Мы уже довольно далеко отъехали от Красноярска, как вдруг увидели в поле еще один цыганский табор. Кибитки, телеги с парусиновым навесом, распряженные лошади, костер, яркие одежды, дети… Увидеть в Советском Союзе подобную пушкинскую сцену было весьма неожиданно. И скорее приятно. Не все, значит, здесь так строго и налажено, как нам говорили.
А немного позднее мы въехали в лесной пожар. Еще издали стало видно дымно-багровое пламя, запахло гарью, поезд ускорил ход, неожиданно пламя подступило к самой насыпи.
За приоткрытой дверью проскочила лужайка, на которой скопились звери: зайцы, лиса, что-то похожее на волка; промелькнули полные ужаса глаза косули, к которой жался маленький олененок. «Задвигайте дверь скорее, скорее», закричал кто-то. «У нас воды не больше полведра» — тихо сказал Андрей, наклоняясь ко мне, и тут мне стало очень страшно, наверное, так же, как той косуле на лужайке — ведь даже машинисту дать знать невозможно. Мечущееся по ту сторону тоненькой сухой перегородки пламя и полная беспомощность…
Наверное, мы ехали через этот полыхающий ад какие-нибудь две минуты, а когда выскочили снова на Божий свет, оказалось, что у меня совершенно влажные волосы и ноги ватные. И вокруг все были бледные-бледные и молчаливые.

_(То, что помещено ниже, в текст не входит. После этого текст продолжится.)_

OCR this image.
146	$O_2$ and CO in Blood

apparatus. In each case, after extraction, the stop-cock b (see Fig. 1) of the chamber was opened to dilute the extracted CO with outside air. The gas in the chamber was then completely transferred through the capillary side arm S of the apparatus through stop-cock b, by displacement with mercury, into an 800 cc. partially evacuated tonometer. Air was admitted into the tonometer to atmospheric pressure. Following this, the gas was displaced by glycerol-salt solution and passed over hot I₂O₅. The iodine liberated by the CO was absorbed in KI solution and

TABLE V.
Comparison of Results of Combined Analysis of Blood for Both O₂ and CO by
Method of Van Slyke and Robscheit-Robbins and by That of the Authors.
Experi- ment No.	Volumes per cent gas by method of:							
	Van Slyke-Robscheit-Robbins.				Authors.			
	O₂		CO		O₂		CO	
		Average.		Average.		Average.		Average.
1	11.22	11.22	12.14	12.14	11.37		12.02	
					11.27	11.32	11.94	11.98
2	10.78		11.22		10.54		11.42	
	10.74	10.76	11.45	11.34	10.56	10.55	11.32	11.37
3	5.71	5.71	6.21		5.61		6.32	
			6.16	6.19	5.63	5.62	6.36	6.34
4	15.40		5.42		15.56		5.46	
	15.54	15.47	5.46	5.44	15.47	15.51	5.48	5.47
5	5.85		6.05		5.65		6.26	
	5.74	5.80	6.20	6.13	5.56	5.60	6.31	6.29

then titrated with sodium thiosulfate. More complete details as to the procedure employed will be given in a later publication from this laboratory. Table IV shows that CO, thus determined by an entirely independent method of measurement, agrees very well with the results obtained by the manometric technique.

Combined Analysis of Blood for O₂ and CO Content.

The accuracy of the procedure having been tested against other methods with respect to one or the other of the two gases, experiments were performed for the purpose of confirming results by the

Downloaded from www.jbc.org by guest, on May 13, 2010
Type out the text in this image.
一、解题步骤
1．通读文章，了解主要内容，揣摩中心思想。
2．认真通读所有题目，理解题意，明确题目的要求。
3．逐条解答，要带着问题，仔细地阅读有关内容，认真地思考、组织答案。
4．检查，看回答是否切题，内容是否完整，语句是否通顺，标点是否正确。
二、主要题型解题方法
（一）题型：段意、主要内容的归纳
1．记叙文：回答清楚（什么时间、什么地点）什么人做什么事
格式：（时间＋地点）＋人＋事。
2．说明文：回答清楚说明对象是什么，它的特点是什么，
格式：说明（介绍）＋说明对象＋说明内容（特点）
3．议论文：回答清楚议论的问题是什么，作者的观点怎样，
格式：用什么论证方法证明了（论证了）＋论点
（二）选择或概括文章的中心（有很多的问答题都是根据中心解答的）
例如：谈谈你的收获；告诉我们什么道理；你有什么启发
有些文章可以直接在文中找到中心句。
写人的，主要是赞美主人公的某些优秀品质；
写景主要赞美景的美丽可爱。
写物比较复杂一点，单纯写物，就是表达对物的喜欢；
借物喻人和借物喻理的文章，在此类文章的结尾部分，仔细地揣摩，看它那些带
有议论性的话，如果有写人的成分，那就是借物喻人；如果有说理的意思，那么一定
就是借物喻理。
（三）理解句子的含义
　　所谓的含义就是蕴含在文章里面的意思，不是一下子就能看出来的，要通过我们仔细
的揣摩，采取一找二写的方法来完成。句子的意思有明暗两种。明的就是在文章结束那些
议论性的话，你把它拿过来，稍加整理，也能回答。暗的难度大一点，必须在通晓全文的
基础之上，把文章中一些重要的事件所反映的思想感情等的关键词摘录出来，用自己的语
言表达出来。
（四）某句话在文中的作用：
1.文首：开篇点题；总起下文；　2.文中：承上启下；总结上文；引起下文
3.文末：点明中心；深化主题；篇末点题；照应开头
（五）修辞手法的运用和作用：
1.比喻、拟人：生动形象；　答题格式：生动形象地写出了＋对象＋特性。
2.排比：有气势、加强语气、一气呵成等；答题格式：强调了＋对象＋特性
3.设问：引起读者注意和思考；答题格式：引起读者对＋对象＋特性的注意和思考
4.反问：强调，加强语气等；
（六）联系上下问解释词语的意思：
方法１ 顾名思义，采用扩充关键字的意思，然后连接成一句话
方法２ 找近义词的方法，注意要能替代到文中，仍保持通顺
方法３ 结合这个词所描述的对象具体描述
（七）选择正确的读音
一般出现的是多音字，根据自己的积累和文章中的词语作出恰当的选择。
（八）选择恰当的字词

Снова откатили в сторону дверь, и кто-то осторожно высунулся посмотреть. Ни одна теплушка не загорелась. Интересно — почему? Искры ли гасли, не долетев, или вагоны покрыты не воспламеняющимся составом? Хорошо бы знать на будущее. В Красноярске на вокзале говорили, что лесных пожаров много.
На первой же остановке к нам прибегал Василий Михайлович, встрепанный, с испачканным сажей лицом, с воспаленными глазами. Оказалось, он ехал на паровозе, вернее, на тендере, наблюдал за состоянием теплушек. Мы угостили его чаем. Он пил и рука у него все время вздрагивала».